Ao final das falas dos dois convidados, o público pode fazer questionamentos e complementos relacionados à temática debatida no seminário. O presidente da Câmara de Vereadores, Givago Ribeiro comentou que em Santa Maria, as pautas ambientais já vêm sendo debatidas pelo Poder Público:

– A pergunta é, o que eu vou fazer a partir de agora? Quais as ações são de responsabilidade da sociedade para ajudar? Além disso, precisamos pensar que o desenvolvimento econômico tem relação com o que é sustentável e social no município. 

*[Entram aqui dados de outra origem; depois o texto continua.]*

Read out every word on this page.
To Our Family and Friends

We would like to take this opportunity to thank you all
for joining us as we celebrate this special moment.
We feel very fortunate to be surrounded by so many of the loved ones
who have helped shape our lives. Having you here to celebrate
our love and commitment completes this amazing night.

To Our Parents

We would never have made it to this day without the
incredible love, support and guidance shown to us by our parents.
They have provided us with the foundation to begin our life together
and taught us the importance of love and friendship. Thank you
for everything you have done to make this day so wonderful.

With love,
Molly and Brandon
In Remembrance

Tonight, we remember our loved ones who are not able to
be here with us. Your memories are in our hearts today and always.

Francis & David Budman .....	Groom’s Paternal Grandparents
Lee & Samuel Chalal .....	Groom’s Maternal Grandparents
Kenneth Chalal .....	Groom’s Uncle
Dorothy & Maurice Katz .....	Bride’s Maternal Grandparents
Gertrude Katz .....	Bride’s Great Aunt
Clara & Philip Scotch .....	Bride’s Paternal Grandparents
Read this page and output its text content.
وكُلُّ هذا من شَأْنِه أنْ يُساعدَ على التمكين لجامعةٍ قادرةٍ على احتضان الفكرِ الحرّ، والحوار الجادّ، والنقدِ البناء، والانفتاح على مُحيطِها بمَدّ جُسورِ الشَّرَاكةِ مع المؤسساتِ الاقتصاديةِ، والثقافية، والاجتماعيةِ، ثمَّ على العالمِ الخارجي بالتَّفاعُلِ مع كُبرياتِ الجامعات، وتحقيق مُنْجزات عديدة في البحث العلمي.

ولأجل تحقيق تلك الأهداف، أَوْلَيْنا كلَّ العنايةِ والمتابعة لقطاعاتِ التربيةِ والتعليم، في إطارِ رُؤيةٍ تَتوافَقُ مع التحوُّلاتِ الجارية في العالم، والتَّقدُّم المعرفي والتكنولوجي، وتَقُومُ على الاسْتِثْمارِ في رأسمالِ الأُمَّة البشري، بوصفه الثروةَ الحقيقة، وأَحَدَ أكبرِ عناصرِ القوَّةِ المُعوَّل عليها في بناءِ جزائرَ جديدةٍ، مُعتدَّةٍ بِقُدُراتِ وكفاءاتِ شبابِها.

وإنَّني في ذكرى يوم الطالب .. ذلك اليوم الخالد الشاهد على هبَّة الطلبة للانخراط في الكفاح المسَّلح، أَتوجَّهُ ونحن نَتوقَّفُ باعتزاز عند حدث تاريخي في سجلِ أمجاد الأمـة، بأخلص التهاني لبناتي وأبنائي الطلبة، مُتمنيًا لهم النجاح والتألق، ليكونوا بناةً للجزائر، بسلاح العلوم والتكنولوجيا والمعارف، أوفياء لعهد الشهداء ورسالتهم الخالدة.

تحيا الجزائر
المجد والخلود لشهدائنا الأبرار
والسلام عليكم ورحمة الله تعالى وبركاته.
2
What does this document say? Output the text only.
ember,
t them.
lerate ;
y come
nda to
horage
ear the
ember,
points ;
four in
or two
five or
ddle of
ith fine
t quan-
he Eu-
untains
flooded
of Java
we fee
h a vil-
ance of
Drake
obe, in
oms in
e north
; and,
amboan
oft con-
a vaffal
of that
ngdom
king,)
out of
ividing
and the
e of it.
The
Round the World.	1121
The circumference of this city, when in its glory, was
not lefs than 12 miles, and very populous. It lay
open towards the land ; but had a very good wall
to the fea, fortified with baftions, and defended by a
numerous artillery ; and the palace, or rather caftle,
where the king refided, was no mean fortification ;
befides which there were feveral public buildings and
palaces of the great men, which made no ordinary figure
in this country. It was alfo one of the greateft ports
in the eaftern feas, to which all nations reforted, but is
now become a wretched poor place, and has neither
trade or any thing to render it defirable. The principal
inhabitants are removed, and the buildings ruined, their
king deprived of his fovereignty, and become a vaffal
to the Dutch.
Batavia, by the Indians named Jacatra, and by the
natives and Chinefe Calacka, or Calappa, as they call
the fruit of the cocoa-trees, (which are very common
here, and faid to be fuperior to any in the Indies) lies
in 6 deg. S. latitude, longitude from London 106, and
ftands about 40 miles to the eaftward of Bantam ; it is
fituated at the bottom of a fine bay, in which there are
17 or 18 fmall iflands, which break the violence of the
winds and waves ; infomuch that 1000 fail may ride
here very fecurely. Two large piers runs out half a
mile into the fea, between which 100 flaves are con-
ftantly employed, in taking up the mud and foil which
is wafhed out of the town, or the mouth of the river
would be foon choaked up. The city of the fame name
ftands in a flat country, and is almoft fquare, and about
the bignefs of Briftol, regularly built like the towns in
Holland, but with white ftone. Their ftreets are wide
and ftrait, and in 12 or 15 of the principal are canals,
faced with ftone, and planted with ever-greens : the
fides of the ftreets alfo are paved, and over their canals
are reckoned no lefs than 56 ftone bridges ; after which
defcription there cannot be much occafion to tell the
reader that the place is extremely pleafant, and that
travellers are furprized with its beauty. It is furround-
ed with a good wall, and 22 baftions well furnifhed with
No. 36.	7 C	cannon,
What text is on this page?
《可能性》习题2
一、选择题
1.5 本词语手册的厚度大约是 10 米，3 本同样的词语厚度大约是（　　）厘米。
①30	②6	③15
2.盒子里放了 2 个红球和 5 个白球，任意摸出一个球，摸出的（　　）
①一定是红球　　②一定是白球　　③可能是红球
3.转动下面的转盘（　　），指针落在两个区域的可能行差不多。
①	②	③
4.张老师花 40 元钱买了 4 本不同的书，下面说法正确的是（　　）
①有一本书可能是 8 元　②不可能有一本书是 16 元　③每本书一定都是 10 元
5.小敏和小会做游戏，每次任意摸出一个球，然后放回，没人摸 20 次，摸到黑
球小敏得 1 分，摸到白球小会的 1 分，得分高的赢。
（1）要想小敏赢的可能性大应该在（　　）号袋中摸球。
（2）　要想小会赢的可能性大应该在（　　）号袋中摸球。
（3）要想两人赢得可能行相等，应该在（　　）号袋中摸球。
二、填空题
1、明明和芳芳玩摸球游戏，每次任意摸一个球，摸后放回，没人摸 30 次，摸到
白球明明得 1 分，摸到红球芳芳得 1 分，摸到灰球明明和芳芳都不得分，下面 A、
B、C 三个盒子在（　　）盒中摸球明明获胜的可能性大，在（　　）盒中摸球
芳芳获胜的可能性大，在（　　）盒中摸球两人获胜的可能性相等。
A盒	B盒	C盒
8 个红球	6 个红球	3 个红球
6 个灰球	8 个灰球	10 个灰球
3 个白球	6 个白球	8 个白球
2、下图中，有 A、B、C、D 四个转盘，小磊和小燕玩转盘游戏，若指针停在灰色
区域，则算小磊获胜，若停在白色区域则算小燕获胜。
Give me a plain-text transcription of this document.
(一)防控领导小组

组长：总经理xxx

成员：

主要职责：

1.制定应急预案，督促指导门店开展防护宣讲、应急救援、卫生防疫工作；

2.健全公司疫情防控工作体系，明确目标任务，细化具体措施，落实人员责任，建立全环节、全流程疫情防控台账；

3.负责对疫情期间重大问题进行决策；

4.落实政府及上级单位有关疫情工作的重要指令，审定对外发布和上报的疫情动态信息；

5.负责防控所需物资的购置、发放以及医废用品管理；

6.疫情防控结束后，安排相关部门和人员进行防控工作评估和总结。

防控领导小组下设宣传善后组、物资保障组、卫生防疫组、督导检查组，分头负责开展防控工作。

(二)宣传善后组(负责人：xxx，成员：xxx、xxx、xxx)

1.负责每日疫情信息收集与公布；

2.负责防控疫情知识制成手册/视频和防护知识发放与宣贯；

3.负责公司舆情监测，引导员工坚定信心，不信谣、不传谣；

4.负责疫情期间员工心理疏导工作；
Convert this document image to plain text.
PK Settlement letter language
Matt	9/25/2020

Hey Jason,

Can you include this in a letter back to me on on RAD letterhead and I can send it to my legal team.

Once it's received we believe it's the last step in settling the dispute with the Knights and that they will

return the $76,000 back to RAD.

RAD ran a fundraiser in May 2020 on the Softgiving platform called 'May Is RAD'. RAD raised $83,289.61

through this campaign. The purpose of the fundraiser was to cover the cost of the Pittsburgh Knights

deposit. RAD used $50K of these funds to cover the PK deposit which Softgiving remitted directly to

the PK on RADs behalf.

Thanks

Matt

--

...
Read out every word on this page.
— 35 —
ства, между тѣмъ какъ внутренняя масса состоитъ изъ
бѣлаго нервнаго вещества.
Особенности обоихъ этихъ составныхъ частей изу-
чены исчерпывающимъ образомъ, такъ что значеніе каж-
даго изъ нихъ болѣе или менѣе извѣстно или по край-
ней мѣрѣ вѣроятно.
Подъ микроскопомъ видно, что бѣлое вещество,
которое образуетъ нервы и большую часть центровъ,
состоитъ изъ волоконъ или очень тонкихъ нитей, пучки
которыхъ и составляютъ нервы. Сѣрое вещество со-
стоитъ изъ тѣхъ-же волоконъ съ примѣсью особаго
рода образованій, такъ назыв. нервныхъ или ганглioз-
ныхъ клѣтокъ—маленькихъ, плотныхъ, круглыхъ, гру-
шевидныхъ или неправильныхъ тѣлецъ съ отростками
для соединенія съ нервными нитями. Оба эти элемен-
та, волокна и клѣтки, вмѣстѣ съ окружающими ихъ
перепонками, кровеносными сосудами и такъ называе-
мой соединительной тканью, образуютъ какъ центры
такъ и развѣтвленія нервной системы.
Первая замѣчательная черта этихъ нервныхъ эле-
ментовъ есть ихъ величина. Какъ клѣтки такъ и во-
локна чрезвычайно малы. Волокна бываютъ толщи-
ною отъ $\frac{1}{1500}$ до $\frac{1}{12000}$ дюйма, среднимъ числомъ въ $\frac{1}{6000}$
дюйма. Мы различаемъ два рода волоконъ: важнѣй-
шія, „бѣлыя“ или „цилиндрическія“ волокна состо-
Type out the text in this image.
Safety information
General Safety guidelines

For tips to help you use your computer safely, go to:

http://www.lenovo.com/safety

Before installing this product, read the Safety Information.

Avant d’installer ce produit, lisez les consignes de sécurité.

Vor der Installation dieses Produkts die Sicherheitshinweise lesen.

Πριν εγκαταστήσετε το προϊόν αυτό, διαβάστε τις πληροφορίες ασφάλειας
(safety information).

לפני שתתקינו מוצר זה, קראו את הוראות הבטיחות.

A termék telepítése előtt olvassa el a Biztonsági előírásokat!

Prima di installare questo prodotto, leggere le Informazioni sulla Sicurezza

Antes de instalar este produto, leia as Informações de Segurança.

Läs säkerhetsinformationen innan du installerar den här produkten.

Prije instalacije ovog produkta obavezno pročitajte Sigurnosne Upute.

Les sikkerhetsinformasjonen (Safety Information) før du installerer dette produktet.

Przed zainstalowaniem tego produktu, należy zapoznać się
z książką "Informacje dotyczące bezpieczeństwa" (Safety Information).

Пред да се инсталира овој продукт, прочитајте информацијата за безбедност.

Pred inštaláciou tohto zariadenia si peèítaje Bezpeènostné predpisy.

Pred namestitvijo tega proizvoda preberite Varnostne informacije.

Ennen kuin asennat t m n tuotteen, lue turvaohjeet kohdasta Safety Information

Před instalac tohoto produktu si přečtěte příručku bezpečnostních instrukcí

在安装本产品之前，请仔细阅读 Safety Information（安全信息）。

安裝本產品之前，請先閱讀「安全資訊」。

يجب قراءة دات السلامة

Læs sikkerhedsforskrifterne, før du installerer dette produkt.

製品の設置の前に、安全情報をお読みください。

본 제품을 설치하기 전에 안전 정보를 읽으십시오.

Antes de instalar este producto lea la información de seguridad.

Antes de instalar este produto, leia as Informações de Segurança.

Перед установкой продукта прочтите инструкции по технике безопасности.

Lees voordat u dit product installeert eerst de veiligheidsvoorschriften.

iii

Outras colocações foram feitas pelo membro da Cooperativa de Trabalho de Recolhimento de Inservíveis e Reciclados (CRIR) Renan Denardin; o bacharel em Direito e mestrando pela UFN Roger Ribeiro; o coordenador do Grupo de Trabalho (GT) da coleta seletiva, Homero Boucinha; e a analista ambiental da Fundação Estadual de Proteção Ambiental (Fepam) Renata de Baco.